Canola fever hit Indiana in the late '80's and early '90s, then disappeared almost as fast as it came. It's too early to say interest in canola is heating up again. But it is fact that Chuck Mansfield has canola varieties in comparison trials in his research plots at the Southwest Purdue Ag Center located near Vincennes.
Mansfield is testing the varieties on behalf of a company interested in making alternative fuel from canola seed. The company is located in the western U.S. According to the canola breeder who helped select varieties for Mansfield to try, canola can reportedly kick out more oil than soybeans. However, the by-product left behind does not apparently make good feed without additional tweaking, vs. products left behind after processing soybeans into oil that feeds soy biodiesel production plants.
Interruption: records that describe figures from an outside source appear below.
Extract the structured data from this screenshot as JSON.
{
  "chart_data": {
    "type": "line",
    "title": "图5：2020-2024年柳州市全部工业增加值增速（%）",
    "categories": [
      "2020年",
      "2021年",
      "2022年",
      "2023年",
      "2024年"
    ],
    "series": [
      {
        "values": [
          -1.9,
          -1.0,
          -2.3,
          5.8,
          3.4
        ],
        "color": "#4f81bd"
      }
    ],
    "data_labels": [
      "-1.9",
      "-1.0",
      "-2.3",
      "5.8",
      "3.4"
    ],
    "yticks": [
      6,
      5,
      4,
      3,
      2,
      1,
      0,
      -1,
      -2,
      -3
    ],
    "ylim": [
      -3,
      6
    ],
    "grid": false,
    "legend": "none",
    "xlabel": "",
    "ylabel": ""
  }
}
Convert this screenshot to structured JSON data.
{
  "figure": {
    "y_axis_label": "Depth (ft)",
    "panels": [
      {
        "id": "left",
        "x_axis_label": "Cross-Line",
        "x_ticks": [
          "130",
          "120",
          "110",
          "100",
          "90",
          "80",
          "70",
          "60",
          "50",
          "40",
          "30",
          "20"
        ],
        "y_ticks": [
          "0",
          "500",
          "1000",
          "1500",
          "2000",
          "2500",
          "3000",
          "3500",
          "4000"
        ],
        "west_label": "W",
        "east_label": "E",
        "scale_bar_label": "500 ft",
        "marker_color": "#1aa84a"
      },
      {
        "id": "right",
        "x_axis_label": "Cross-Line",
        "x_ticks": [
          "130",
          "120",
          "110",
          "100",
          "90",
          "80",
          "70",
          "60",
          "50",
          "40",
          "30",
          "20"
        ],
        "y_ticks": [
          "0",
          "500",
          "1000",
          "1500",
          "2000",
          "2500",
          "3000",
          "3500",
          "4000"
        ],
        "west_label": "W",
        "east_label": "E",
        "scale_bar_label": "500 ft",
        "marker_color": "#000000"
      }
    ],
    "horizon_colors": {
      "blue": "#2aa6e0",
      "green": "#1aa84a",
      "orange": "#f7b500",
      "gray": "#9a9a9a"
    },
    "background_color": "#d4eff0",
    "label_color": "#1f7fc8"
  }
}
Mansfield recalls what happened when farmers in Indiana and the lower Midwest were first introduced to canola nearly two decades ago. The push came from a seedsman, and spread to other seed- producing companies. One entrepreneur pushed farmers to grow it to sell his seed. Marketing it wasn't as well thought out as how to get farmers to grow it.
"Farmers were left with impressions such as it would yield as much or more than wheat, come off earlier than wheat to make it a good doublecrop choice, and several other things that seemed to make it an attractive choice as a crop," Mansfield says. "Unfortunately, most of those claims turned out to be false. You can doublecrop behind it, but it doesn't come off earlier than wheat. In fact, it came off later."
Other 'minor' details farmers learned the hard way included needing to cover every crack in grain augers with duct tape, and also making trucks or other transport vehicles leakproof to the tiny seed.
One of the biggest downfalls, Mansfield recalls, in that initial trial period was that many varieties planted here didn't survive the winter very well. Depending upon the season, winterkill could be quite extensive. Farmers also weren't given good guidance on when to plant it, so many times it went in too late.
Canola is grown successfully in Canada. However, they grow spring canola primarily there, Mansfield notes. The canola farmers were asked to grow here was fall-planted canola. That's the type Mansfield is evaluating now.
Dow AgroSciences is in the process of developing a large market for canola oil in the food industry. It competes against low linolinic soybean oil as a healthy oil for cooking purposes. So far, the majority of acres used to grow canola for the Dow product have been in Canada.